As Peshmerga commit to ground forces, more pressure on US to deploy troops
NEW YORK - With Islamic State (ISIS) militants proving more resilient to US-led airstrikes than was originally envisaged, US President Barack Obama’s strategy in Iraq and Syria is coming under ever-greater scrutiny.
Over the weekend, Sen. John McCain, a Republican, called for “more boots on the ground”, the further arming of Kurdish Peshmerga forces, creating a no-fly zone and buffer zone in Syria and ratcheting up the number of US-led airstrikes. “Frankly, I know of no military expert who believes we are going to defeat ISIS with this present strategy,” McCain said.
ISIS, a sectarian Sunni Muslim group that is also known as IS and ISIL, has made gains in Iraq’s western province of Anbar and continues to besiege Kobane, a Syrian Kurdish town along Turkey’s border, despite airstrikes by the US and its allies.
Obama says ISIS can be routed with airstrikes and by arming Kurds, Iraqis and moderate Syrian opposition fighters as ground forces. Critics say he over-depends on air power, lacks reliable allies as ground forces and has no solution to Syria’s civil war.
“Key Democrat and Republican hawks are already pressuring Obama to formally introduce combat troops,” Reese Erlich, author of Inside Syria, told Rudaw. “As airstrikes prove incapable of destroying IS, the administration will likely introduce more ground troops, perhaps renaming them 'limited, temporary, counterinsurgency advisers'."
In the Kurdistan Region, the presidential office said Tuesday that Peshmerga forces would be fighting in Kobane with heavy weapons “within days.”
US-led aircraft struck ISIS on Monday and Tuesday as part of operation Inherent Resolve, hitting targets around Kobane, the Bayji oil refinery, Mosul Dam and against an ISIS offensive to the north of Fallujah, the US military said in a statement.
More and more Americans say combat ground troops should be deployed against ISIS. A recent poll by NBC News and the Wall Street Journal found that 41 per cent of Americans say anti-ISIS efforts should include combat troops, while 35 per cent say they should be limited to airstrikes.

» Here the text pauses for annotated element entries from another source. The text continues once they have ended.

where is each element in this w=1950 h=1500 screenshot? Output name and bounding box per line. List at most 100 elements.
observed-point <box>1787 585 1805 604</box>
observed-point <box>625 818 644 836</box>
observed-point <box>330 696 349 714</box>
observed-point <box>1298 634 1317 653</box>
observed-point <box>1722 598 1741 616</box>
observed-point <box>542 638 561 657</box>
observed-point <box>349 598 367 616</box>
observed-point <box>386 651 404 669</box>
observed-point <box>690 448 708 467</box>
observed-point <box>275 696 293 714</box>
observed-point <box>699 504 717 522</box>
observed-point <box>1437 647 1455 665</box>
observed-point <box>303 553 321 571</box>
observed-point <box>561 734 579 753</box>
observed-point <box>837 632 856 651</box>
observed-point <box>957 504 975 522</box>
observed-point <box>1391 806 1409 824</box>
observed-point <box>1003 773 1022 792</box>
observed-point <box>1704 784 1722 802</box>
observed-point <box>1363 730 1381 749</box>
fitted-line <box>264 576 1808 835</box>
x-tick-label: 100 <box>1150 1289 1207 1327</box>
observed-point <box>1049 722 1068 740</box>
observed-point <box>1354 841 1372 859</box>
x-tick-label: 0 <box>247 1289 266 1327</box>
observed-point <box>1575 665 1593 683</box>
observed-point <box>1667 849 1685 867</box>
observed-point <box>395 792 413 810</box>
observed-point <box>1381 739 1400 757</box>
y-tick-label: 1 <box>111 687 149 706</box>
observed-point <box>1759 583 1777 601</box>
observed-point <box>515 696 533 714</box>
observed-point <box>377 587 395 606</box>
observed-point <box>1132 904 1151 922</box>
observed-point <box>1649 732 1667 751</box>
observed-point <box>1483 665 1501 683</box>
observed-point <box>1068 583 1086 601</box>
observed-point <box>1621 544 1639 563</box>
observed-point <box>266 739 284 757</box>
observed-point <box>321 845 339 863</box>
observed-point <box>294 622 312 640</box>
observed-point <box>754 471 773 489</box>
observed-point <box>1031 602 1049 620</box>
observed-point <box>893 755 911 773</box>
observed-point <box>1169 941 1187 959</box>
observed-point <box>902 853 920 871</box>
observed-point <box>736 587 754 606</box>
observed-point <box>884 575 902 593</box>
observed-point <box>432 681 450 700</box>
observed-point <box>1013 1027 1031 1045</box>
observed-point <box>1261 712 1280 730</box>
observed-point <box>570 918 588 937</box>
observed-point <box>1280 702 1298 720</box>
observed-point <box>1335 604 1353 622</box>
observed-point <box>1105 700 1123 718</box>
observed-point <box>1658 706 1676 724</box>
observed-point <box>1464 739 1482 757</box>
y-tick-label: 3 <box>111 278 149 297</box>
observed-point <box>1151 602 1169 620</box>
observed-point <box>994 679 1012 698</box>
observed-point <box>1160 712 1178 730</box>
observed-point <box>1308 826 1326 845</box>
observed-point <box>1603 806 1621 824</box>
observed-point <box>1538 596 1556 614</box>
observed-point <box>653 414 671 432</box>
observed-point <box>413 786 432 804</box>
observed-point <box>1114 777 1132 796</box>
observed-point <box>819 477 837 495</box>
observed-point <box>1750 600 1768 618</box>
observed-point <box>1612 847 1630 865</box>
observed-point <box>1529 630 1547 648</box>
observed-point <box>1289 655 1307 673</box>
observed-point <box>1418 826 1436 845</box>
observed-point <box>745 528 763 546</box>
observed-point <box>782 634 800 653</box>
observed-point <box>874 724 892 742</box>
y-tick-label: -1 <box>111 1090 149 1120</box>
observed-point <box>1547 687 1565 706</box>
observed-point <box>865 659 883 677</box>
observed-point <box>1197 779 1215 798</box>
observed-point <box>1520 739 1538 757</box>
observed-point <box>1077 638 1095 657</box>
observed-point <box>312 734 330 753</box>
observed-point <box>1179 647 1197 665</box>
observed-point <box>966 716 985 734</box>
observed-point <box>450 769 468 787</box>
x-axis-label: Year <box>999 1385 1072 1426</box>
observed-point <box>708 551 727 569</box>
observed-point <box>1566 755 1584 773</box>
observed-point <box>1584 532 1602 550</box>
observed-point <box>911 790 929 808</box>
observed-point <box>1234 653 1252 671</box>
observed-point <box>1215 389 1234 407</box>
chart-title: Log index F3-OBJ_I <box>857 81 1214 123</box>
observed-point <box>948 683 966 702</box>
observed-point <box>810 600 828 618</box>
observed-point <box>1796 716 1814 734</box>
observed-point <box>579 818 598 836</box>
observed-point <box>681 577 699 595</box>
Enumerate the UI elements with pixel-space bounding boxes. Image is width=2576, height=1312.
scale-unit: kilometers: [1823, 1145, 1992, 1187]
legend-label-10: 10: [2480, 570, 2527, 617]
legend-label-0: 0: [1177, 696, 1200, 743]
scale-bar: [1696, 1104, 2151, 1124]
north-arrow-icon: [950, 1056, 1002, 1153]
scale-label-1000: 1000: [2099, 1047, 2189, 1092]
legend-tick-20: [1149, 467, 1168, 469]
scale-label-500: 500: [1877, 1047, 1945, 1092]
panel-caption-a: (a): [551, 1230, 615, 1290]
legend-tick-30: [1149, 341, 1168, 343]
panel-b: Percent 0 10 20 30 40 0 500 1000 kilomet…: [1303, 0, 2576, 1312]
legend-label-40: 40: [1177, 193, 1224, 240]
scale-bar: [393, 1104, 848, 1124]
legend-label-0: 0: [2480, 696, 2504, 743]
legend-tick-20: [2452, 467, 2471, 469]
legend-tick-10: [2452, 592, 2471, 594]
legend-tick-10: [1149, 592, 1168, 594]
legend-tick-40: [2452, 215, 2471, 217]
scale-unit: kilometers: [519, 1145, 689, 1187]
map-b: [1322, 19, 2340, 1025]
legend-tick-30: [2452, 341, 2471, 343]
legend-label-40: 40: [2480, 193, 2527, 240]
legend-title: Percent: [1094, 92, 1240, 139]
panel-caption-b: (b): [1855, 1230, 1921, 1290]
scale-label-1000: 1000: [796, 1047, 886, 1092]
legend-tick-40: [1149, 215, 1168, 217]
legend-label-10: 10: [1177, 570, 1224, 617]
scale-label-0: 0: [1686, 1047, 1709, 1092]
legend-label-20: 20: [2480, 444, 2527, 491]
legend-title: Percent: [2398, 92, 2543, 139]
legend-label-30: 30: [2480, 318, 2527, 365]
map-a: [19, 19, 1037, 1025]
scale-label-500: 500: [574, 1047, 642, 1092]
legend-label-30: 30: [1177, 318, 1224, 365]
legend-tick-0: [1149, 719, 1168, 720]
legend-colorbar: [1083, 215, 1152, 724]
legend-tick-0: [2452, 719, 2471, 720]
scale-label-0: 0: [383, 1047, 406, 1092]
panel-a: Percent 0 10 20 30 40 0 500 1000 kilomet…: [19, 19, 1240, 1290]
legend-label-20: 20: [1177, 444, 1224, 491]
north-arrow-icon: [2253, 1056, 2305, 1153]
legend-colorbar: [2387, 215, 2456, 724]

Christopher Harmer, an analyst at the Institute for the Study of War, said ISIS operates as a “light, dismounted infantry” that conducts targeted assassinations of key leaders to gain control of an area and lacks infrastructure for aircraft to target.
“ISIS has defeated, at the tactical level, the Syrian army, Hezbollah, Jabhat al Nusra, the Peshmerga and the Iraqi army. They are 5-0 against potential enemies in the area,” he told Rudaw. “The idea that we can beat them by dropping bombs is ridiculous.
“Somebody has to be the boots on the ground fighting these guys.”
Last week, the head of US forces in the Middle East, Army Gen. Lloyd Austin, said that Iraqi troops are slowly recapturing ground from ISIS but warned that winning back the country’s northwest will be a drawn-out process.
“They are doing some things now to incrementally recapture ground that’s been lost,” he said on Friday, citing the recapture by Kurdish forces of Mosul Dam and Rabia border post. Meanwhile, US-led airstrikes are preventing ISIS from travelling around in large convoys, he added.